Oleh: Habibur Rahman
Logical fallacies, atau kesalahan dalam penalaran logis, sering muncul tanpa disadari oleh banyak orang di perguruan tinggi, atau lebih tepatnya kita menyebut orang-orang itu sebagai civitas academica yang mana tempat itu harusnya menjadi tempat berkembangnya pikiran kritis dan objektif.
Jikalau berbicara pada konteks mahasiswa atau mereka yang dituntut untuk memahami, menganalisis, dan menyampaikan argumen secara logis, tentu perlu menyadari betapa pentingnya menghindari jebakan logika ini. Terutama dalam soal perkuliahan, logical fallacies dapat menjadi penghambat serius bagi pencapaian pemahaman ilmiah.
Kesalahan ini tidak hanya mengaburkan fakta, tetapi juga dapat merusak kredibilitas argumen dan, lebih dalam lagi, mereduksi tujuan utama pendidikan: pencarian kebenaran yang obyektif.
Salah satu kesalahan logika yang paling umum ditemui dalam dunia akademik adalah ad hominem atau serangan pribadi. Logical fallacy ini terjadi ketika seseorang menolak argumen dengan menyerang karakter atau pribadi si pembuat argumen, alih - alih menanggapi substansi dari argumen itu sendiri.
Dalam perkuliahan, ad hominem dapat muncul saat mahasiswa menghadapi pendapat yang berbeda atau merasa terancam oleh kritik. Misalnya, ketimbang menanggapi argumen berdasarkan isi, mahasiswa mungkin melontarkan kritik pribadi terhadap penyampai gagasan tersebut.
Teori informal logic menjelaskan bahwa serangan semacam ini menyesatkan karena mengalihkan perhatian dari logika dan bukti yang seharusnya menjadi dasar pengambilan keputusan. Dalam lingkungan akademis yang sehat, argumen harus dinilai atas dasar kekuatan logisnya, bukan berdasarkan siapa yang menyampaikannya.

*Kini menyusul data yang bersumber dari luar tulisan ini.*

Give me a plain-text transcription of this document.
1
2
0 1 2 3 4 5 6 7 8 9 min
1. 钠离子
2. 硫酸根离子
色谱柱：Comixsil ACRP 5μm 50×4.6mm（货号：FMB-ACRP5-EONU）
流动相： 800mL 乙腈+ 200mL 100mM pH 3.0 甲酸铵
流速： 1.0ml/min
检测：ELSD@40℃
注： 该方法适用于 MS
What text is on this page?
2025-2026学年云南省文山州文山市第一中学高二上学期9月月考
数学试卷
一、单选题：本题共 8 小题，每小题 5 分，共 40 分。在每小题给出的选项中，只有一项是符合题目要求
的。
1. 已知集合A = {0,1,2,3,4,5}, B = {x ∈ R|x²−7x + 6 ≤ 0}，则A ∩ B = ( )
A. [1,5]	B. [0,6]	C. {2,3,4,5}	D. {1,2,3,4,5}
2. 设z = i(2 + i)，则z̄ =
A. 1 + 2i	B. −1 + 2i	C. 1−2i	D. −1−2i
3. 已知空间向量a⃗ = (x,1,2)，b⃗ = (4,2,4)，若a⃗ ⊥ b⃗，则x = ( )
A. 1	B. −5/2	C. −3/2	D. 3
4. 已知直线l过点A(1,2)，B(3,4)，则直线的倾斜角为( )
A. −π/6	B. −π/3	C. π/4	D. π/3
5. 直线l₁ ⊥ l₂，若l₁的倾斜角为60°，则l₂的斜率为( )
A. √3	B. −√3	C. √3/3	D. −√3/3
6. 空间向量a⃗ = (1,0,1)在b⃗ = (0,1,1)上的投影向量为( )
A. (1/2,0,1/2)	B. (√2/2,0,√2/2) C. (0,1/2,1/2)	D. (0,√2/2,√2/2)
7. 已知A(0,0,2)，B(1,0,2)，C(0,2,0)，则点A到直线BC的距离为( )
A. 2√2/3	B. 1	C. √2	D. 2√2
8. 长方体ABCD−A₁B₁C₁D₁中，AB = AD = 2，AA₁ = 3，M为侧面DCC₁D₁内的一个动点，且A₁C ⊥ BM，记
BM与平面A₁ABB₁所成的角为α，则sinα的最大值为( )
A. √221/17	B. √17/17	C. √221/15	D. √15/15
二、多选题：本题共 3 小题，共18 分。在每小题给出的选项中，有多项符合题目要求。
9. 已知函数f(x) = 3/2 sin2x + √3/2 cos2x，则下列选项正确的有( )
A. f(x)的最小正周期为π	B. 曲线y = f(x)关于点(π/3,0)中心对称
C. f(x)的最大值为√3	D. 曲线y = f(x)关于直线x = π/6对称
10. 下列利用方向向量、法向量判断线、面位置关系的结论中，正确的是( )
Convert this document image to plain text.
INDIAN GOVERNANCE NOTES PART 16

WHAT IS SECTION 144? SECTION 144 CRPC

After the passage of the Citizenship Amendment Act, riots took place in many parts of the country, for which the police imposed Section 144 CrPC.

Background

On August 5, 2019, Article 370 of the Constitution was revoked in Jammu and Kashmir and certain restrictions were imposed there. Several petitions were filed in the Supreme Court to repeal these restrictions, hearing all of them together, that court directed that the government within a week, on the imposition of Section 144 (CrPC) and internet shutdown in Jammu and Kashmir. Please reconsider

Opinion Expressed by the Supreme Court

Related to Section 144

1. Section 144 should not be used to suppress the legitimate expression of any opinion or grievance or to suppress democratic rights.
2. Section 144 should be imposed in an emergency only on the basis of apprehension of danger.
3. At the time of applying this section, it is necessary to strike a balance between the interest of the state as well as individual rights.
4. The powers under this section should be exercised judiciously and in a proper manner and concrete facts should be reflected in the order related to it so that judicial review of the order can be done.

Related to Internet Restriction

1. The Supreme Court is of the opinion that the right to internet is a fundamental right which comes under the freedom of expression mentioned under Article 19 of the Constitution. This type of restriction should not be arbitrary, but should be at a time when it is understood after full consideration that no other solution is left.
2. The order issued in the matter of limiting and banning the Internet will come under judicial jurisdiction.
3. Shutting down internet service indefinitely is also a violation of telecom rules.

Kesalahan logis lain yang juga harus dihindari adalah appeal to authority atau argumentum ad verecundiam. Kesalahan ini terjadi ketika seseorang menganggap suatu pernyataan benar hanya karena datang dari figur yang dianggap berwenang atau memiliki otoritas, tanpa mempertimbangkan keabsahan pernyataan tersebut secara mandiri.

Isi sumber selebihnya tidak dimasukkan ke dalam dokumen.